I shared a house with a good bunch of young chaps, one of them was in a much more successful band and had been signed to a record label and did tours and everything… ‘BrainDeath’ was short-lived but did all that an indie band should: recorded and put out a DIY single, performed in student houses and made a proper pretentious promo video (this was a must in the 1980s). Written with hindsight, Guitar Hero was based on a delirious mismatch of thoughts, feelings and memories seeded at this time and deals with that life-stage when adolescents venture out from the environment of their up-bringing and begin to take fuller control of their own destiny. It concerns the concerns of growing up – transitioning from childhood, finding yourself amongst others, the angst often concealed, within, under the surface… because we, as adults, sometimes chose to forget that the ‘folly of youth’ is often a brave front.
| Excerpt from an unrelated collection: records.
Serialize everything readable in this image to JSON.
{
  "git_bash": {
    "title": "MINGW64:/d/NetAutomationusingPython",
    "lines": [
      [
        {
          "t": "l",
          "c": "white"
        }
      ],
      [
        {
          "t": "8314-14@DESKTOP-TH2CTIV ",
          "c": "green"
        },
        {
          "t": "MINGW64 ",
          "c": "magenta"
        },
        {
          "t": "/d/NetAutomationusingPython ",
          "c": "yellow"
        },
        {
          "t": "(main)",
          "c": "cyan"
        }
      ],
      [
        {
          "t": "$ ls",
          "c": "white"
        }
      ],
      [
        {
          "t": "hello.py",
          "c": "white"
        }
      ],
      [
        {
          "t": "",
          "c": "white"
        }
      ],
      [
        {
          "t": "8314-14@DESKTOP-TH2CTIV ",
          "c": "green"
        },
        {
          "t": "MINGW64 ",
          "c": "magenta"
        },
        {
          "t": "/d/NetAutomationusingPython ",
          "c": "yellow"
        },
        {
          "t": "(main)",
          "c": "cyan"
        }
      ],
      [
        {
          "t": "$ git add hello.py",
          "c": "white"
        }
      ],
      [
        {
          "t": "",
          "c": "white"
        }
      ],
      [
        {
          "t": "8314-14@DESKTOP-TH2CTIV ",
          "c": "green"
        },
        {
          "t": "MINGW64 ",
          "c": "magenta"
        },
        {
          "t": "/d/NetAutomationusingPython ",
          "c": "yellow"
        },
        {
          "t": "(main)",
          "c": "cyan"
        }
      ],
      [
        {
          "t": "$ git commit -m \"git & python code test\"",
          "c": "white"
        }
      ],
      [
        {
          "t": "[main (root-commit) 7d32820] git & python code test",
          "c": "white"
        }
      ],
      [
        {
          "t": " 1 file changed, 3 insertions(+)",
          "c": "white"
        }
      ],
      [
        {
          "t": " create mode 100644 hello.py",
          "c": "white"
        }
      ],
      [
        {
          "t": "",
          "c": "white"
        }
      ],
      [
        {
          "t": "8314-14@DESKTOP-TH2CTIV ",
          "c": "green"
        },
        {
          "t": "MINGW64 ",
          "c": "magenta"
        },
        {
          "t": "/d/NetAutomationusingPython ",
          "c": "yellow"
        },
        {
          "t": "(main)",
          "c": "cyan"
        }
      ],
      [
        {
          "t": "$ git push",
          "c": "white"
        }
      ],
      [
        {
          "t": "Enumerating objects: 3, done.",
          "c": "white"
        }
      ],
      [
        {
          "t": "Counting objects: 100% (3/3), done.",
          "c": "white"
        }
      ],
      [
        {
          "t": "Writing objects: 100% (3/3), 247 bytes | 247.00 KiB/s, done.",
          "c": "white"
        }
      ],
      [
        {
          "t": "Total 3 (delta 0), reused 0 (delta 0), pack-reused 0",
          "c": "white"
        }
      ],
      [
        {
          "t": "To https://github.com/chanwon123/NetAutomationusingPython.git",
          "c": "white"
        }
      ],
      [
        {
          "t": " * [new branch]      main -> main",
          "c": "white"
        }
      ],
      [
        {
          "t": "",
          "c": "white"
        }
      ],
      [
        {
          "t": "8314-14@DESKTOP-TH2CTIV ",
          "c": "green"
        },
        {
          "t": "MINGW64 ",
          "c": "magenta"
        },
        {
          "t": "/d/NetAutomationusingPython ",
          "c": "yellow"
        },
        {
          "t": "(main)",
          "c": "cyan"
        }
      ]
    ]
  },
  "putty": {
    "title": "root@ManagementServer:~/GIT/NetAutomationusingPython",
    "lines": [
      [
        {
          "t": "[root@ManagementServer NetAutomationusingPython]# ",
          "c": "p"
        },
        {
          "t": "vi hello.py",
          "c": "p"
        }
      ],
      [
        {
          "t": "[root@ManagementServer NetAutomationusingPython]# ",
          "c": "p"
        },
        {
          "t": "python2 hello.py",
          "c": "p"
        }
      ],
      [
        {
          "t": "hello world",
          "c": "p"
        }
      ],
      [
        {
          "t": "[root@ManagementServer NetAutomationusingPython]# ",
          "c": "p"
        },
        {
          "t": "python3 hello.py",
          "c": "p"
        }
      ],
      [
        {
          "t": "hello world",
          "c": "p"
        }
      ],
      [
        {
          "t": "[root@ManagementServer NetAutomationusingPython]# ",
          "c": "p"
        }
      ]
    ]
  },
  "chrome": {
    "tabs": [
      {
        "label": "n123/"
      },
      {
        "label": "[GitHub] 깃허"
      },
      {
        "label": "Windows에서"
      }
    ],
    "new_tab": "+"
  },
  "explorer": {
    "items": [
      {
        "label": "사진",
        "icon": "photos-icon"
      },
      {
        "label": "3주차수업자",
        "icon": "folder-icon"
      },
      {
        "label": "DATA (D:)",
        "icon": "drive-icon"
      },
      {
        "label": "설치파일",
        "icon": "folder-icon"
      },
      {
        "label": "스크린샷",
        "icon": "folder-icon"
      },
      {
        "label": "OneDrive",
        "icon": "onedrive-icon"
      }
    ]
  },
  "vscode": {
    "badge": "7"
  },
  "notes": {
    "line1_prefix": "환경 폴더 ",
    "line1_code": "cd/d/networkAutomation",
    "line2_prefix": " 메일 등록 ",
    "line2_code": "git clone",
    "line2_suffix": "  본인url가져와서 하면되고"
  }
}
Homunculus title page illustration
(from the SUTEKH's GIFT anthology,
  The Fearsome Dark, 2004)
Homunculus (2002): Our desire for unity is countered by our inherent duality, or even multiplicities. We are unable to become one within the self, whilst maintaining our humanity and identity, so ironically we attempt unity with others, as a ‘couple’ or part of a ‘cult’. The drive is strong, as it stems from a biological urge, but in order to unify with others, we have to embrace their differences! By doing this, we run the risk of suppressing valuable aspects of ourselves, or we can learn how to better unify our selves within… and this has been the focus of Magick and Alchemy for millennia and is now expressed in every aspect of ‘social media’ where we increasingly exist as digital versions of ourselves. It also forms a thread that runs through the stories presented here.

There are other threads, and there are codes and metaphors but these stories are sometimes simply what they appear to be. Which is which? That is for you to decide. The writing of a text is part of a process that continues with the reading of it, and the reader is in charge of that part…

So from here on in, dear reader, look to thy self!